Another paradox is that all admission methods are forced to convert to high school graduation exam scores - an exam mainly aimed at graduation, the difficulty of which changes every year, and has not reached a high level of standardization.
Meanwhile, international competency exams or certificates, which are designed to be standardized and have higher reliability, are "inferior".
This leads to a paradox: good candidates with real abilities in international standardized tests are sometimes evaluated lower than those who only have "good" academic records or high average scores.
When each school applies a different conversion formula, the national virtual filtering system must process input data asynchronously. As a result, many technical errors arise: a candidate was notified by a school that he or she had passed his or her first choice, but the general system showed the status as failed.
To overcome this, many schools have been forced to add additional criteria such as minimum scores for each subject or minimum scores for some combinations. However, these measures unintentionally disadvantage candidates, especially those who do not have the conditions to study outside the main curriculum.
Standardization conversion
The 2025 admissions cycle shows that if input data is not standardized, the entire system will be in chaos. The core reason lies in the use of non-standardized graduation exam scores as a measure for standardized exams.
This cause has been identified by the management agency and there has been a direction to build a standardized question bank to serve the next high school graduation exams and towards computer-based exams from 2027.
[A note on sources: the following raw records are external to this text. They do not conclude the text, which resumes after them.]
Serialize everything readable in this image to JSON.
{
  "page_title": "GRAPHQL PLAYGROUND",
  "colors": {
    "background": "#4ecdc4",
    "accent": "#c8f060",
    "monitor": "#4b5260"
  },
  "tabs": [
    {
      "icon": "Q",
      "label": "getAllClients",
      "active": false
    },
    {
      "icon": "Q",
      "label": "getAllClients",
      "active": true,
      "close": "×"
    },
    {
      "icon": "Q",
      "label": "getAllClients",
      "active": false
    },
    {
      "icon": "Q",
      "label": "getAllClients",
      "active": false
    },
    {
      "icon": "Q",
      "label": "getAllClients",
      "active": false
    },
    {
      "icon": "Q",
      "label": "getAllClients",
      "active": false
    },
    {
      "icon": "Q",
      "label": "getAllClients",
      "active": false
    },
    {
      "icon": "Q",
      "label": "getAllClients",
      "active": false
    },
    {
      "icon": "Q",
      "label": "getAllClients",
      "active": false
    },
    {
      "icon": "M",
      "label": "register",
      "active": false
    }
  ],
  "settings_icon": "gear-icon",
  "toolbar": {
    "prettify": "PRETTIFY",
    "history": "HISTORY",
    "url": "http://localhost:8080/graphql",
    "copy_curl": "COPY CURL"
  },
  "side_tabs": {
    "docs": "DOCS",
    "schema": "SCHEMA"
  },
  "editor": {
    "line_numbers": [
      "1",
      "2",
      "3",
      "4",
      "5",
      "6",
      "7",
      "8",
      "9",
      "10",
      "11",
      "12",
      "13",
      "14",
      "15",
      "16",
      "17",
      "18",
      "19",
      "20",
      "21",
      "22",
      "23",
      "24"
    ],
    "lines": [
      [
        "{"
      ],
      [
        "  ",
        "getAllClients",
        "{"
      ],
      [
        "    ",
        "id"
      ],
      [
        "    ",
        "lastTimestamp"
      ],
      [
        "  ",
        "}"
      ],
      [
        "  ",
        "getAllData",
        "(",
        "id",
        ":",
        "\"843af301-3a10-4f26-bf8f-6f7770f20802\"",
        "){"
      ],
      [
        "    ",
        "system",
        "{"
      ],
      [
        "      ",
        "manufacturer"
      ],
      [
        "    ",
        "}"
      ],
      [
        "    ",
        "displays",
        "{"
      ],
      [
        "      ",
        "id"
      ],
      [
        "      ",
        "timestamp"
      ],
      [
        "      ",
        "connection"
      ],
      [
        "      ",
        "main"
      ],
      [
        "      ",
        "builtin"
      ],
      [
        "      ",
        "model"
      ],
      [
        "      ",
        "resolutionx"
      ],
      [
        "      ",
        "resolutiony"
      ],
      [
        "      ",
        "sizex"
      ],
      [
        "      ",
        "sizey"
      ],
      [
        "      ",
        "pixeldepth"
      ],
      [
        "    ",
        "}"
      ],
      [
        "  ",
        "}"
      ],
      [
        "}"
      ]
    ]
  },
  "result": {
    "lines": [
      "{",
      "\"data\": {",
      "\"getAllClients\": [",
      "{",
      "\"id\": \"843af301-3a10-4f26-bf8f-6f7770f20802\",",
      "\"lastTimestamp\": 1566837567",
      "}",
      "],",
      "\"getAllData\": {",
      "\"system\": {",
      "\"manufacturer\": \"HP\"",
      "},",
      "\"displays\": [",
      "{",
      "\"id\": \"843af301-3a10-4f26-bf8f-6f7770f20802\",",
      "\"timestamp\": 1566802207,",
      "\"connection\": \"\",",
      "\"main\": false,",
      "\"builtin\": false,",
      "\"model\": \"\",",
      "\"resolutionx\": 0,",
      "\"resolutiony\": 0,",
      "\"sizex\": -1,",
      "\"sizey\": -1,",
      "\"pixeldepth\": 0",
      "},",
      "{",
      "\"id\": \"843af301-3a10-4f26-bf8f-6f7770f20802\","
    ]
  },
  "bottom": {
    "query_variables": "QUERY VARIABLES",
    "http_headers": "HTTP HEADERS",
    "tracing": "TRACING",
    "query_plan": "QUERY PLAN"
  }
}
However, to be consistent with the above adjustment, it is necessary to research and implement in parallel the conversion of university admission scores according to the standardization of measurement and evaluation science.
Standardization is not a temporary solution but a prerequisite for fair and competent recruitment, creating high-quality human resources.
This is also the spirit of Resolution 71: building a capacity-based admission plan, properly assessing input capacity, not only assessing general capacity but also specialized capacity for each field of study.
Only when these abilities are properly assessed can admissions truly select suitable students and universities ensure training quality.
This is an inevitable step in the context of the country entering an era of deep integration, requiring a generation of elite citizens with the capacity to shoulder the aspiration for development and turn Vietnam into a developed and prosperous nation.
Justice in name only
The original goal of the conversion mechanism was to create fairness between admission methods. But when each school has its own formula, that fairness only exists in theory.
In reality, there have been many ironic cases: candidates with high graduation exam scores were ranked behind those with only outstanding academic records.
On the contrary, there are students who only rely on international certificates but are given excessive priority. Thus, many candidates suffer not because of lack of real ability, but only because of the "formula" of each school.
A mechanism that was intended to eliminate differences between admission methods inadvertently created new inequalities.
Immediate and long-term consequences
In the short term, the benchmark scores of many majors have increased dramatically, some even reaching the absolute threshold, causing heavy pressure on candidates.
Students in remote areas, who have difficulty accessing additional exams such as competency assessments or international certificates, are at a greater disadvantage. The constant change in admission criteria has left many students feeling insecure, anxious, and disoriented.
In the long run, the lack of standardization in conversion directly affects the quality of human resources. Students are selected without reflecting their true abilities, leading to imbalanced classes and difficulties in training lecturers.
As a result, society is at risk of facing a situation of "excess degrees, lack of skills": many graduates do not meet the requirements of the labor market.